L’électorat conservateur de cette France-là réclame de l’efficacité administrative plutôt que des harangues anti-mariage pour tous, et de l’oxygène pour les entreprises plutôt que des coups de menton contre Bruxelles. C’est à ce pays «réel» que Gérard Larcher, le président du Sénat, bastion de l’opposition de droite, a décidé de s’adresser en invitant ce mardi 4 juin à une «démarche de rassemblement» digne de ce qu’aurait pu promette, naguère, un Jacques Chirac. C’est dans cette France-là, moins libérale que celle des grandes villes, que la droite traditionnelle doute du projet de «transformation» d’Emmanuel Macron.
Le camp conservateur n’a pas fini de souffrir
La démission de Laurent Wauquiez, réclamée depuis la défaite de la liste Bellamy aux européennes, ne clôt toutefois pas les malheurs du camp conservateur. On se souvient qu’en 2012, après la défaite de Nicolas Sarkozy face à François Hollande, l’UMP, ancêtre des Républicains, avait fini écartelée entre les partisans de François Fillon et ceux de Jean-François Coppé, sur fond de scandale lié au financement de la campagne présidentielle perdue par l’ex-locataire de l’Elysée, l’affaire Bygmalion.
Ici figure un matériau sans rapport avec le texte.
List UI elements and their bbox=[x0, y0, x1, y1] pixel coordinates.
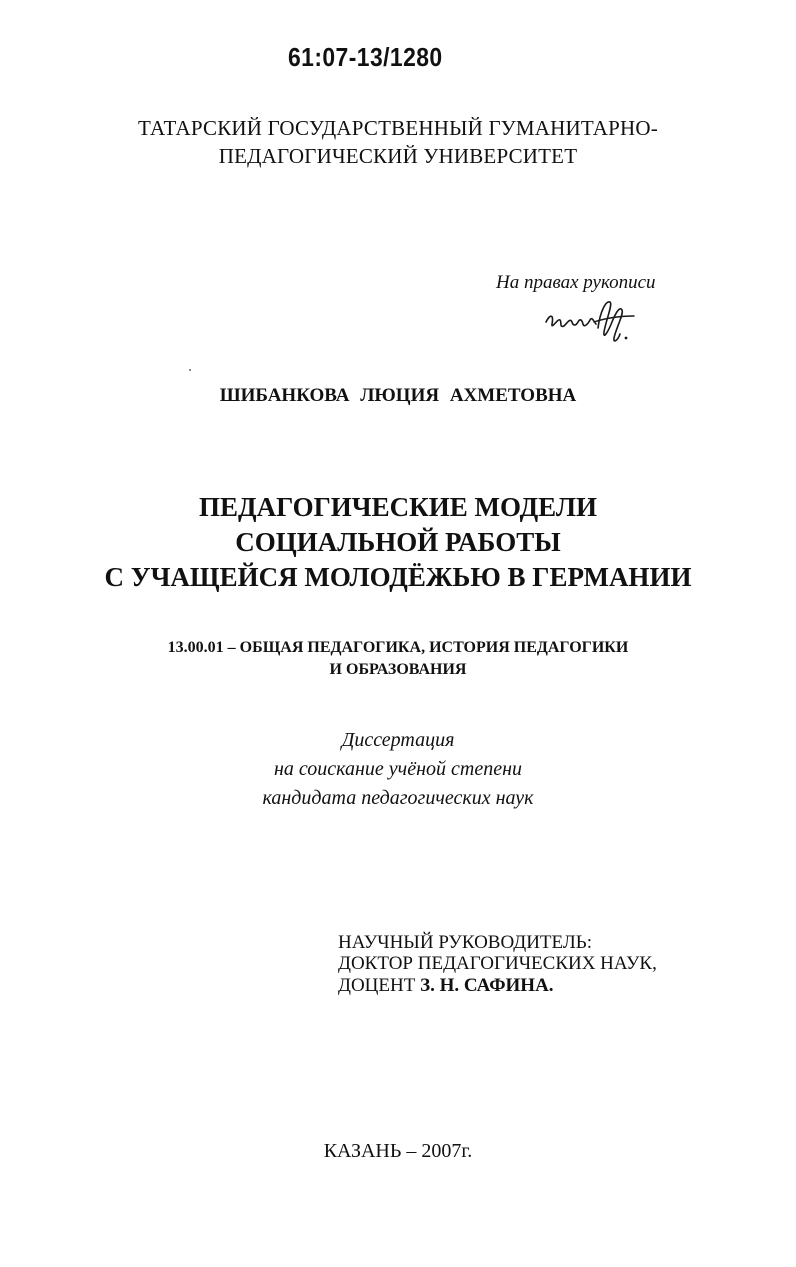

Or, dans l’arène politique française transformée de plus en plus en duel Macron-Le Pen, refaire exister un parti conservateur uni et capable de briser cette étreinte entre nationalistes et progressistes pro-européens s’annonce difficile. «J’ai l’obsession de la carte des territoires», répète à chaque entretien Gérard Larcher. De fait: pour la droite, ce retour aux sources, d’ici aux élections municipales de mars 2020, semble la seule façon d’espérer retrouver son âme.